Recipe from Her World (http://www.herworld.com/solutions/recipes/recipe-learn-how-make-famous-strawberry-watermelon-cake-sydneys-black-star-pastry), reproduced in whole here:Serves 12
For the almond dacquoise:
150g almonds, coarsely chopped
150g pure icing sugar, sieved
5 egg whites
135g caster sugar
For the rose-scented cream:
300ml thickened cream
30g caster sugar
2 tbsp rosewater
250g seedless watermelon, thinly sliced
4 tbsp caster sugar
40g almond meal
500g strawberries, halved
10 seedless red grapes, halved
1 tbsp slivered pistachios*
1 tbsp dried rose petals*
*Available at Phoon Huat stores including #02-01 Buona Vista MRT Station (6776-0153)
- To make the almond dacquoise, preheat oven to 200C. Pulse almonds in a food processor until finely ground, then combine in a bowl with icing sugar.
- In another clean mixing bowl, whisk egg whites with an electric mixer until soft peaks form, about 3-4min.
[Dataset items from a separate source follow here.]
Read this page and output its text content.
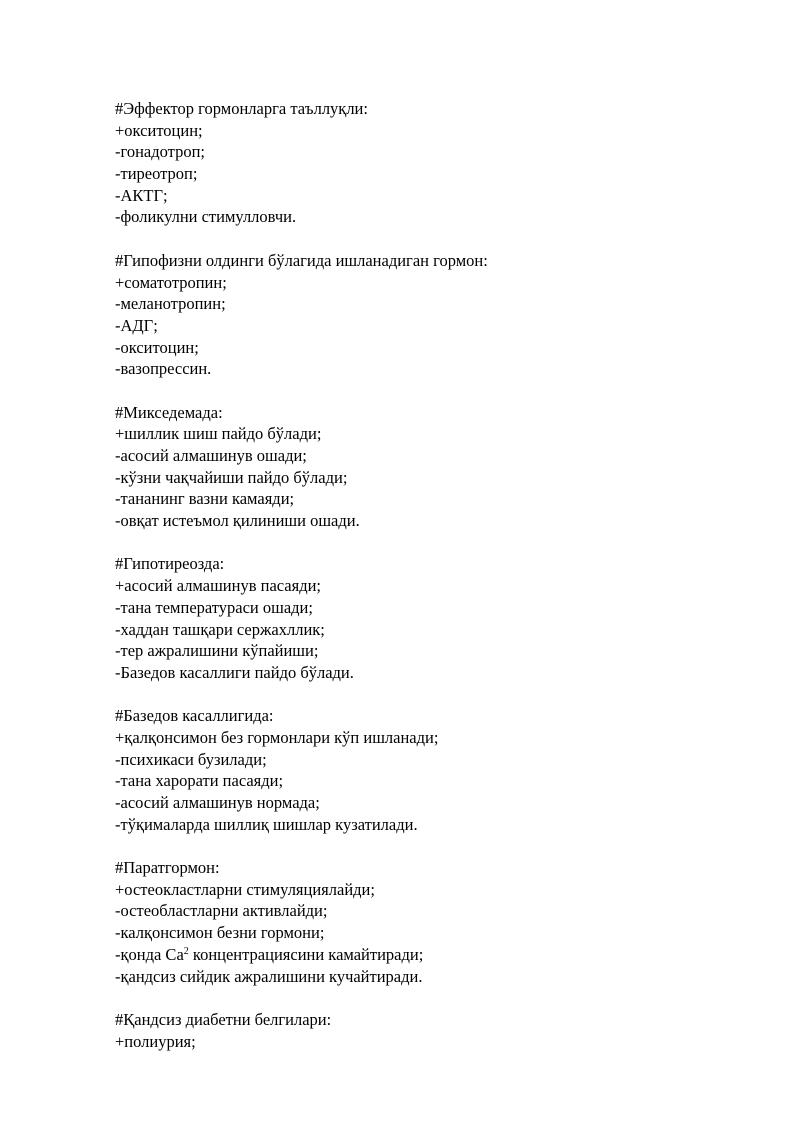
#Эффектор гормонларга таъллуқли:
+окситоцин;
-гонадотроп;
-тиреотроп;
-АКТГ;
-фоликулни стимулловчи.
#Гипофизни олдинги бўлагида ишланадиган гормон:
+соматотропин;
-меланотропин;
-АДГ;
-окситоцин;
-вазопрессин.
#Микседемада:
+шиллик шиш пайдо бўлади;
-асосий алмашинув ошади;
-кўзни чақчайиши пайдо бўлади;
-тананинг вазни камаяди;
-овқат истеъмол қилиниши ошади.
#Гипотиреозда:
+асосий алмашинув пасаяди;
-тана температураси ошади;
-хаддан ташқари сержахллик;
-тер ажралишини кўпайиши;
-Базедов касаллиги пайдо бўлади.
#Базедов касаллигида:
+қалқонсимон без гормонлари кўп ишланади;
-психикаси бузилади;
-тана харорати пасаяди;
-асосий алмашинув нормада;
-тўқималарда шиллиқ шишлар кузатилади.
#Паратгормон:
+остеокластларни стимуляциялайди;
-остеобластларни активлайди;
-калқонсимон безни гормони;
-қонда Ca$^2$ концентрациясини камайтиради;
-қандсиз сийдик ажралишини кучайтиради.
#Қандсиз диабетни белгилари:
+полиурия;
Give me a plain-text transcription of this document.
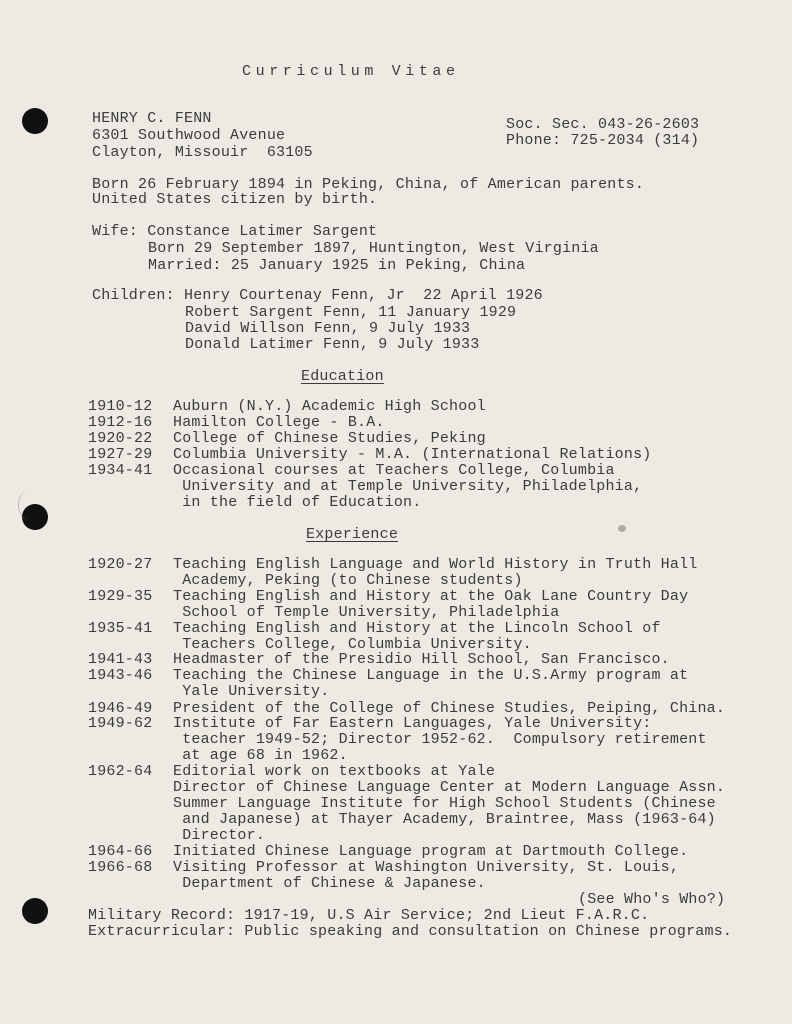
Curriculum Vitae
HENRY C. FENN
6301 Southwood Avenue
Clayton, Missouir  63105
Soc. Sec. 043-26-2603
Phone: 725-2034 (314)
Born 26 February 1894 in Peking, China, of American parents.
United States citizen by birth.
Wife: Constance Latimer Sargent
Born 29 September 1897, Huntington, West Virginia
Married: 25 January 1925 in Peking, China
Children: Henry Courtenay Fenn, Jr  22 April 1926
Robert Sargent Fenn, 11 January 1929
David Willson Fenn, 9 July 1933
Donald Latimer Fenn, 9 July 1933
Education
1910-12 Auburn (N.Y.) Academic High School
1912-16 Hamilton College - B.A.
1920-22 College of Chinese Studies, Peking
1927-29 Columbia University - M.A. (International Relations)
1934-41 Occasional courses at Teachers College, Columbia
University and at Temple University, Philadelphia,
in the field of Education.
Experience
1920-27 Teaching English Language and World History in Truth Hall
Academy, Peking (to Chinese students)
1929-35 Teaching English and History at the Oak Lane Country Day
School of Temple University, Philadelphia
1935-41 Teaching English and History at the Lincoln School of
Teachers College, Columbia University.
1941-43 Headmaster of the Presidio Hill School, San Francisco.
1943-46 Teaching the Chinese Language in the U.S.Army program at
Yale University.
1946-49 President of the College of Chinese Studies, Peiping, China.
1949-62 Institute of Far Eastern Languages, Yale University:
teacher 1949-52; Director 1952-62.  Compulsory retirement
at age 68 in 1962.
1962-64 Editorial work on textbooks at Yale
Director of Chinese Language Center at Modern Language Assn.
Summer Language Institute for High School Students (Chinese
and Japanese) at Thayer Academy, Braintree, Mass (1963-64)
Director.
1964-66 Initiated Chinese Language program at Dartmouth College.
1966-68 Visiting Professor at Washington University, St. Louis,
Department of Chinese & Japanese.
(See Who's Who?)
Military Record: 1917-19, U.S Air Service; 2nd Lieut F.A.R.C.
Extracurricular: Public speaking and consultation on Chinese programs.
Next, gradually add caster sugar and continue whisking until stiff peaks form, for 1-2min. Gently fold the almond-icing sugar mixture into the egg whites.
- Line a 30cm x 40cm tray with baking paper, and spread the almond dacquoise mixture evenly. Bake for 10-15min until golden. Set aside to cool on the tray, then cut in half lengthwise. Leave it to rest for at least 4h, or overnight.
- Arrange watermelon slices in a single layer on a wire rack. Sprinkle with 20ml rosewater, then sprinkle with 2 tbsp sugar. Let it soak for 30min, then pat dry with kitchen towels.
- For the rose-scented cream, whisk cream and sugar in an electric mixer until soft peaks forum. Gradually add rosewater and whisk until you have stiff peaks. Do not over-whisk.
- Spread 1/3 of rose-scented cream evenly over half the dacquoise. Sprinkle with half the almond meal, and layer watermelon over the dacquoise, You might need to trim some of the watermelon slices to fill the gaps.
- Sprinkle the remaining almond meal over the watermelon. Spread half of the remaining rose cream. Layer with the rest of the dacquoise and rose cream. Refrigerate until firm, about 1-2 hours.
- Combine strawberries with the remaining 20ml rosewater and 2tbsp sugar in a bowl. Toss to combine and set aside for 15min. Carefully arrange the strawberries onto the cake, gently pushing into the cream. Trim the edges of the cake, scatter it with grapes, pistachios and rose petals. Serve.
- The recipe at best serves only 8.
- The almond dacquoise was way too sweet. Try cutting down the amount of sugar incorporated.
- Let your watermelon dry out for as long as possible. Mine wasn’t dry enough and after I assembled the cake, water started to seep into the cream and almond dacquoise. Had a super soggy cake base as a result. 😦
- HerWorld said that the rosewater, silvered pistachios and rose petals could be found at Phoon Huat. I found none of those and thus had to improvise.
- For rosewater, Phoon Huat sells rose flavoured water for $13 a bottle which you would need to dilute generously with plain water, about 1 part to 8 parts of water.
- For silvered pistachios, you can actually get those small packet pistachios from the supermarket and finely chop them.
- For rose petals, head to your nearest TCM shop. Besides getting yourself a liang cha to drink, ask for rose buds (the kind that you can make tea with). It costs only $2.50 for a huge tub. Back at home, chop off the stems and separate the petals.
I wish you fun and may your cake turn out great. Happy baking!